Lessons for employers
Giving notice of termination is not an unusual task for HR staff and employers. So what can be learned from this case? Employers should:
- remember that the surest method of giving notice is to hand the employee a letter personally and confirm in person or on the telephone that notice is being given;
- avoid any unnecessary delay in giving notice (provided the proper procedures have been concluded). Any delay could have a significant impact and employers should not leave it to chance or technical legal arguments which could ultimately prove expensive to pursue;
- be familiar with their own contract terms on termination of employment. Are there provisions setting out when notice will be deemed to have been received? If not, should there be? This is particularly relevant for senior employees on generous pay and benefits;
- be wary of relying on email when giving notice – the contract might not allow it and the employee might not have agreed to accept notice in this way.

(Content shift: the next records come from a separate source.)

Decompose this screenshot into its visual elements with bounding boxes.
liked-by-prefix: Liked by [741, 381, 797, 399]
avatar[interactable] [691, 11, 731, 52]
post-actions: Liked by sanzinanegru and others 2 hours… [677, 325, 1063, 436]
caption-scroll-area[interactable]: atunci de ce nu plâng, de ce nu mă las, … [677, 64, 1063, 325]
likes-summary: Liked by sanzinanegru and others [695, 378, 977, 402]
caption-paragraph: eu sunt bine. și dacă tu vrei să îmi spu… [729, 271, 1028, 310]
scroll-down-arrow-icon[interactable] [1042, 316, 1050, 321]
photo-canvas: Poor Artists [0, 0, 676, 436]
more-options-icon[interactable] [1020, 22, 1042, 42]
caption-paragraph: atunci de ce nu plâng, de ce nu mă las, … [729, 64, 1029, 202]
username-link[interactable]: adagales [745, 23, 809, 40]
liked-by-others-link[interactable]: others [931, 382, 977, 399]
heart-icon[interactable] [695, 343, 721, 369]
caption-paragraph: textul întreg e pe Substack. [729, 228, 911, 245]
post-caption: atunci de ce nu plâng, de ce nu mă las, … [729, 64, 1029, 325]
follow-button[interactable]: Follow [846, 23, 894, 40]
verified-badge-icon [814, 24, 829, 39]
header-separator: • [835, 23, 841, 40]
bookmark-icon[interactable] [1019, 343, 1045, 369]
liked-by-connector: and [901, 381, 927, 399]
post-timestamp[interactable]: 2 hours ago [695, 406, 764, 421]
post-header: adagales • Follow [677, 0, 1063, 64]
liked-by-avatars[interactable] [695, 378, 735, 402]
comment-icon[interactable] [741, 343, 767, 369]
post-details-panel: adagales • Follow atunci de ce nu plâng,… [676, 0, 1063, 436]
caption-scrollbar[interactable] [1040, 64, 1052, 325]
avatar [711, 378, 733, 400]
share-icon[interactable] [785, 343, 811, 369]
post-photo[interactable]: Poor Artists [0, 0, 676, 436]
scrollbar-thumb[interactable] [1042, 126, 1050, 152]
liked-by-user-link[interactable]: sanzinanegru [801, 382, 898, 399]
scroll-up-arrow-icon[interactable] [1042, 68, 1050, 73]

- consider when paying in lieu of notice might avoid complications, but remember this could be inappropriate in some cases if there is no contractual right to make a PILON and restrictive covenants are to be relied on;
- be aware in cases such as this that there may be a potential age discrimination claim. Is the timing of notice designed to avoid rights which the employee may gain on reaching a certain age? In one case this was held to be objectively justified, but was based on particular facts, and another employer may not be able to defend such a claim of age discrimination.
- be aware of the difference for statutory claims such as unfair dismissal. These rights which depend on length of service have particular rules about when employment is deemed to end, even if an employee is paid in lieu of notice. In certain cases the minimum statutory notice will be added to the length of service, which could give the employee the right to claim unfair dismissal or have a further week’s redundancy pay.